Parisian sci-fi

Although one can trace story elements and some concepts to better-known and more elaborately produced sci-fi films, Julien Leclercq's Chrysalis (Anchor Bay/Starz) is still worth a peek for the look to which I'm admittedly biased - clean, lean futuristic architecture that might not look like the kind of building you'd call home, but looks great in widescreen and an icy blue/chilly grey/sterile white colour scheme. You know, like the modern designs showcased in architecture porn magazines.

That isn't meant as a demeaning shot at Chrysalis, because what director Leclercq also accomplishes is making use of and incorporating architecture and set decor as a secondary character. There's nothing worse than seeing glimpses of beautiful sets and buildings without getting a sense of what it's like inside, and perhaps because of the film's modest budget, no corner or pane of glass is wasted.

And the sets are quite stunning for their efficiency, modesty, and clean design, which never come off as pretentious.
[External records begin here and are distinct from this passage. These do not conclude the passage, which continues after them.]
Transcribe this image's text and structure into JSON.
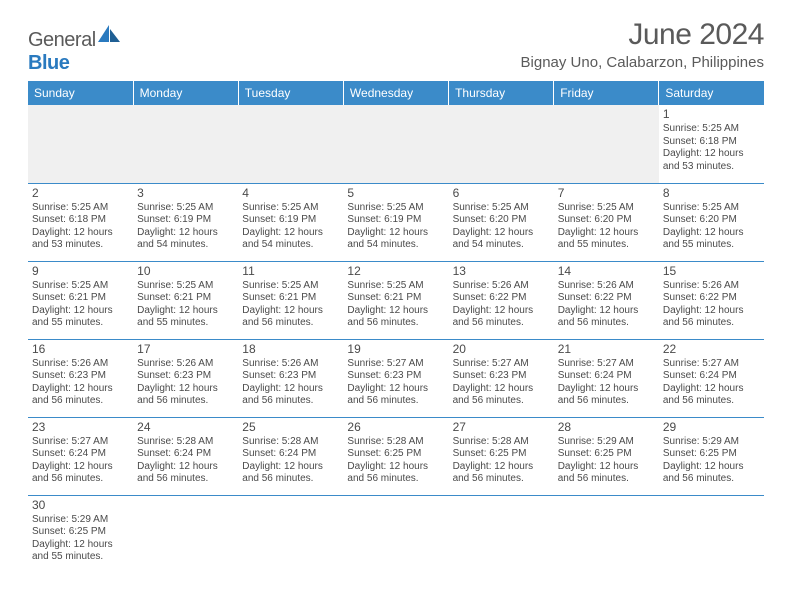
{
  "brand": {
    "part1": "General",
    "part2": "Blue"
  },
  "title": "June 2024",
  "location": "Bignay Uno, Calabarzon, Philippines",
  "colors": {
    "header_bg": "#3b8bc9",
    "header_fg": "#ffffff",
    "text": "#5a5a5a",
    "cell_border": "#3b8bc9"
  },
  "weekdays": [
    "Sunday",
    "Monday",
    "Tuesday",
    "Wednesday",
    "Thursday",
    "Friday",
    "Saturday"
  ],
  "weeks": [
    [
      null,
      null,
      null,
      null,
      null,
      null,
      {
        "d": "1",
        "sr": "5:25 AM",
        "ss": "6:18 PM",
        "dl": "12 hours and 53 minutes."
      }
    ],
    [
      {
        "d": "2",
        "sr": "5:25 AM",
        "ss": "6:18 PM",
        "dl": "12 hours and 53 minutes."
      },
      {
        "d": "3",
        "sr": "5:25 AM",
        "ss": "6:19 PM",
        "dl": "12 hours and 54 minutes."
      },
      {
        "d": "4",
        "sr": "5:25 AM",
        "ss": "6:19 PM",
        "dl": "12 hours and 54 minutes."
      },
      {
        "d": "5",
        "sr": "5:25 AM",
        "ss": "6:19 PM",
        "dl": "12 hours and 54 minutes."
      },
      {
        "d": "6",
        "sr": "5:25 AM",
        "ss": "6:20 PM",
        "dl": "12 hours and 54 minutes."
      },
      {
        "d": "7",
        "sr": "5:25 AM",
        "ss": "6:20 PM",
        "dl": "12 hours and 55 minutes."
      },
      {
        "d": "8",
        "sr": "5:25 AM",
        "ss": "6:20 PM",
        "dl": "12 hours and 55 minutes."
      }
    ],
    [
      {
        "d": "9",
        "sr": "5:25 AM",
        "ss": "6:21 PM",
        "dl": "12 hours and 55 minutes."
      },
      {
        "d": "10",
        "sr": "5:25 AM",
        "ss": "6:21 PM",
        "dl": "12 hours and 55 minutes."
      },
      {
        "d": "11",
        "sr": "5:25 AM",
        "ss": "6:21 PM",
        "dl": "12 hours and 56 minutes."
      },
      {
        "d": "12",
        "sr": "5:25 AM",
        "ss": "6:21 PM",
        "dl": "12 hours and 56 minutes."
      },
      {
        "d": "13",
        "sr": "5:26 AM",
        "ss": "6:22 PM",
        "dl": "12 hours and 56 minutes."
      },
      {
        "d": "14",
        "sr": "5:26 AM",
        "ss": "6:22 PM",
        "dl": "12 hours and 56 minutes."
      },
      {
        "d": "15",
        "sr": "5:26 AM",
        "ss": "6:22 PM",
        "dl": "12 hours and 56 minutes."
      }
    ],
    [
      {
        "d": "16",
        "sr": "5:26 AM",
        "ss": "6:23 PM",
        "dl": "12 hours and 56 minutes."
      },
      {
        "d": "17",
        "sr": "5:26 AM",
        "ss": "6:23 PM",
        "dl": "12 hours and 56 minutes."
      },
      {
        "d": "18",
        "sr": "5:26 AM",
        "ss": "6:23 PM",
        "dl": "12 hours and 56 minutes."
      },
      {
        "d": "19",
        "sr": "5:27 AM",
        "ss": "6:23 PM",
        "dl": "12 hours and 56 minutes."
      },
      {
        "d": "20",
        "sr": "5:27 AM",
        "ss": "6:23 PM",
        "dl": "12 hours and 56 minutes."
      },
      {
        "d": "21",
        "sr": "5:27 AM",
        "ss": "6:24 PM",
        "dl": "12 hours and 56 minutes."
      },
      {
        "d": "22",
        "sr": "5:27 AM",
        "ss": "6:24 PM",
        "dl": "12 hours and 56 minutes."
      }
    ],
    [
      {
        "d": "23",
        "sr": "5:27 AM",
        "ss": "6:24 PM",
        "dl": "12 hours and 56 minutes."
      },
      {
        "d": "24",
        "sr": "5:28 AM",
        "ss": "6:24 PM",
        "dl": "12 hours and 56 minutes."
      },
      {
        "d": "25",
        "sr": "5:28 AM",
        "ss": "6:24 PM",
        "dl": "12 hours and 56 minutes."
      },
      {
        "d": "26",
        "sr": "5:28 AM",
        "ss": "6:25 PM",
        "dl": "12 hours and 56 minutes."
      },
      {
        "d": "27",
        "sr": "5:28 AM",
        "ss": "6:25 PM",
        "dl": "12 hours and 56 minutes."
      },
      {
        "d": "28",
        "sr": "5:29 AM",
        "ss": "6:25 PM",
        "dl": "12 hours and 56 minutes."
      },
      {
        "d": "29",
        "sr": "5:29 AM",
        "ss": "6:25 PM",
        "dl": "12 hours and 56 minutes."
      }
    ],
    [
      {
        "d": "30",
        "sr": "5:29 AM",
        "ss": "6:25 PM",
        "dl": "12 hours and 55 minutes."
      },
      null,
      null,
      null,
      null,
      null,
      null
    ]
  ],
  "labels": {
    "sunrise": "Sunrise:",
    "sunset": "Sunset:",
    "daylight": "Daylight:"
  }
}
One can believe these are the kind of edifices that would be built in Paris, while the most beloved old buildings and bridges are left alone.
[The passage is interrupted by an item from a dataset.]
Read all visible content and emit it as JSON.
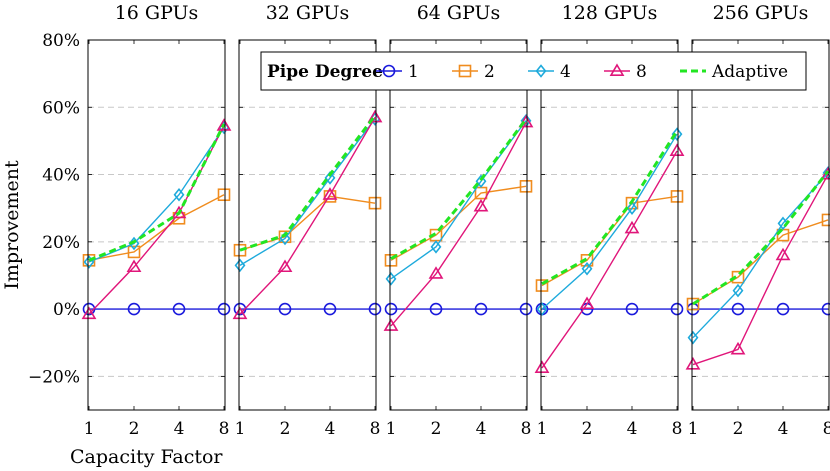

The only area where perhaps things a bit too far-fetched is an operation scene wherein a doctor (played by Marthe Keller) uses a hologram to guide robots to fix a young child's busted up heart. Maybe this comes from watching too many medical dramas over a decade or two, but like any artisan, even doctors must like feeling real organs, and while non-invasive surgery is the ultimate goal, I'm sure once in a while human hands can do a better job simply because some things involve getting a feel for what's right instead of what look right through a digital peephole.

Minor digression in what's an approving nod to Leclercq. Really.